Plaintiff's expert's affidavit creates issues of fact as to both the nature of the incident, and the cause of the incident. While defendants' experts opined that the elevator could not have malfunctioned as plaintiff described, and that the elevator descended to the lobby at regular speed, Carrajat disputed this and posited ways in which the elevator could have malfunctioned that were consistent with plaintiff's account of the accident. Given the conflicting expert affidavits, the building defendants have not established their entitlement to summary judgment (see e.g. Mable v 384 E. Assoc., LLC, 175 AD3d 1127, 1128 [1st Dept 2019]).
The parties' conflicting testimony presents an issue of fact as to whether the building defendants had notice of the allegedly defective condition (see id.). Any internal contradictions in plaintiff's deposition testimony at most present an issue of credibility for the factfinder (see Ferrante v American Lung Assn., 90 NY2d 623, 631 [1997]).
The complaint was properly dismissed as against Eltech, as it had no duty to plaintiff under the three scenarios creating a duty of care to a non-contracting party set forth in Espinal v Mellville Snow Contrs. (98 NY2d 136, 138 [2002]). Plaintiff appears to argue that Eltech's "exclusive" maintenance contract with the building defendants somehow displaced the building owners' safety obligations. However, the maintenance contract was not comprehensive and by its clear terms did not cover maintenance of the elevator parts plaintiff's own expert alleges were implicated in causing the incident, nor does the contract displace the building defendants' obligations to maintain the elevator in a safe condition[*2](see Ileiwat v PS Marcato El. Co., Inc., 178 AD3d 517, 519 [1st Dept 2019]; Fernandez v Otis El. Co., 4 AD3d 69, 72-73 [1st Dept 2004]). Eltech also established that it did not launch a force of harm (see Medinas v MILT Holdings LLC, 131 AD3d 121, 127 [1st Dept 2015]; Kawka v 135-55 35th Realty LLC, 139 AD3d 677, 678 [2d Dept 2016]). Finally, there is nothing in the record to indicate that plaintiff detrimentally relied in some way on the contract between Eltech and the building defendants (id.).
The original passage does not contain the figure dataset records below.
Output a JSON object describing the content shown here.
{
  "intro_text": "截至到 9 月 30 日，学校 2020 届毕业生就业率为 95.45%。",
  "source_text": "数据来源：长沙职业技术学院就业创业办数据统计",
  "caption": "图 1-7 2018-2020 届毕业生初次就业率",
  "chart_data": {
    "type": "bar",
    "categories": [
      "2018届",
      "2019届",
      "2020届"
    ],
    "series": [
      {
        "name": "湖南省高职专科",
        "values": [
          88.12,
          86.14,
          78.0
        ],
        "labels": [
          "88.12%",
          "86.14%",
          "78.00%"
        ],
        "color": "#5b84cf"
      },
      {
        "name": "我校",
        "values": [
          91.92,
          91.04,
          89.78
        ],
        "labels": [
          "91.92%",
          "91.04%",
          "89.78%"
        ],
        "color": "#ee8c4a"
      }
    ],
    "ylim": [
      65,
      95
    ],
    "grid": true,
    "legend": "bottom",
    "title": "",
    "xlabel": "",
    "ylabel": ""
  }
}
We find that Eltech's maintenance contract was not comprehensive, and the building defendants did not cede all control over the elevator. Accordingly, we cannot say as a matter of law that the doctrine of res ipsa loquitor does not apply to the facts of this case (Carter v New York City Housing Auth., 176 AD3d 605, 606 [1st Dept 2019]; cf. Ezzard v One E. Riv. Place Realty Co., LLC, 129 AD3d 159, 162 [1st Dept 2015]).
THIS CONSTITUTES THE DECISION AND ORDER OF THE SUPREME COURT, APPELLATE DIVISION, FIRST DEPARTMENT.